Write synchronization code for oxygen and hydrogen threads that enforces these constraints.

River crossing problem

The ferry can hold exactly four people. It is not permissible to put one hacker in the boat with three serfs, or one serf with three hackers. Any other combination is safe.

As each thread boards the boat it should invoke board(). You must guarantee that all four threads from each boatload invoke board() before any of the threads from the next boatload do.

After all four threads have invoked board(), exactly one of them should call rowBoat(). It does not matter which thread calls it, as long as exactly one does.

Exercise

Write synchronization code for hackers and serfs that enforces these constraints.

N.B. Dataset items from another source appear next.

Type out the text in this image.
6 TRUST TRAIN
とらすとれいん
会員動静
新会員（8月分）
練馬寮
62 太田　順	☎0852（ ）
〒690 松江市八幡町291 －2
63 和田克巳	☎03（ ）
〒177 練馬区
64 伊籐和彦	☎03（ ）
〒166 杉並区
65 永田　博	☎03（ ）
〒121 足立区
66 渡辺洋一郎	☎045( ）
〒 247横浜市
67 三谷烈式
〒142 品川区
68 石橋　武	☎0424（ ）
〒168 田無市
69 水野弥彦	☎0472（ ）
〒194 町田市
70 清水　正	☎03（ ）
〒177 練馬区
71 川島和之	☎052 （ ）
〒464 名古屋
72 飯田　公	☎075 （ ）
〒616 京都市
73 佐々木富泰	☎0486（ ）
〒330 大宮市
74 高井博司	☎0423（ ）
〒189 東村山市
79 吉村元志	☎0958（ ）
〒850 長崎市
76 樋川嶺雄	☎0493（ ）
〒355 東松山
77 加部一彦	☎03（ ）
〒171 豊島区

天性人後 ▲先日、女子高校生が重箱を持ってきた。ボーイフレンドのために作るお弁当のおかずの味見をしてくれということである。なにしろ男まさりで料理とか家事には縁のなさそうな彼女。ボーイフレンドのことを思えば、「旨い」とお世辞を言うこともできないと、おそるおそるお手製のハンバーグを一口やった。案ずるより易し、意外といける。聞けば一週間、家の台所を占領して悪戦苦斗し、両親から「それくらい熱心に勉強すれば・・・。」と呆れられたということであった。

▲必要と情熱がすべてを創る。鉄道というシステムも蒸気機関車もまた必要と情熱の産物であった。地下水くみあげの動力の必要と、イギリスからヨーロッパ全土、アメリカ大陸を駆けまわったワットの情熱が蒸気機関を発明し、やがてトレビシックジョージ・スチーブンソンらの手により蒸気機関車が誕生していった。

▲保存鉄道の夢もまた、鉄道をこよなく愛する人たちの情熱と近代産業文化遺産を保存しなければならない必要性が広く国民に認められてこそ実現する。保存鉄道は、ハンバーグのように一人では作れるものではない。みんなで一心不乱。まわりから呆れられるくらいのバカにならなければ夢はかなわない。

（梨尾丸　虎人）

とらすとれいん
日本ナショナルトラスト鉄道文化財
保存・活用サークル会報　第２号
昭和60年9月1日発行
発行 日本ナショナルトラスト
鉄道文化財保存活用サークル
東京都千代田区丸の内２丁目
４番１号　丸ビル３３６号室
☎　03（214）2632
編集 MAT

The roller coaster problem

Suppose there are n passenger threads and a car thread. The car holds C passengers, where C < n.

Additional details:

1. Passengers should invoke board() and unboard().
2. The car should invoke load(), run(), and unload().
3. Passengers cannot board until the car has invoked load().
4. The car cannot depart until C passengers have boarded.
5. Passengers cannot unboard until the car has invoked unload().

Exercise

Write code for the passengers and car that enforces these constraints.

Multi-car Roller Coaster problem

Additional constraints:

1. Only one car can be boarding at a time.
2. Multiple cars can be on the track concurrently.
3. Since cars cannot pass each other, they have to unload in the same order they boarded.
4. All the threads from one carload must disembark before any of the threads from subsequent carloads.

Exercise

Modify the previous solution to handle these additional constraints. You can assume that there are m cars, and that each car has a local variable named i containing an identifier between 0 and m - 1.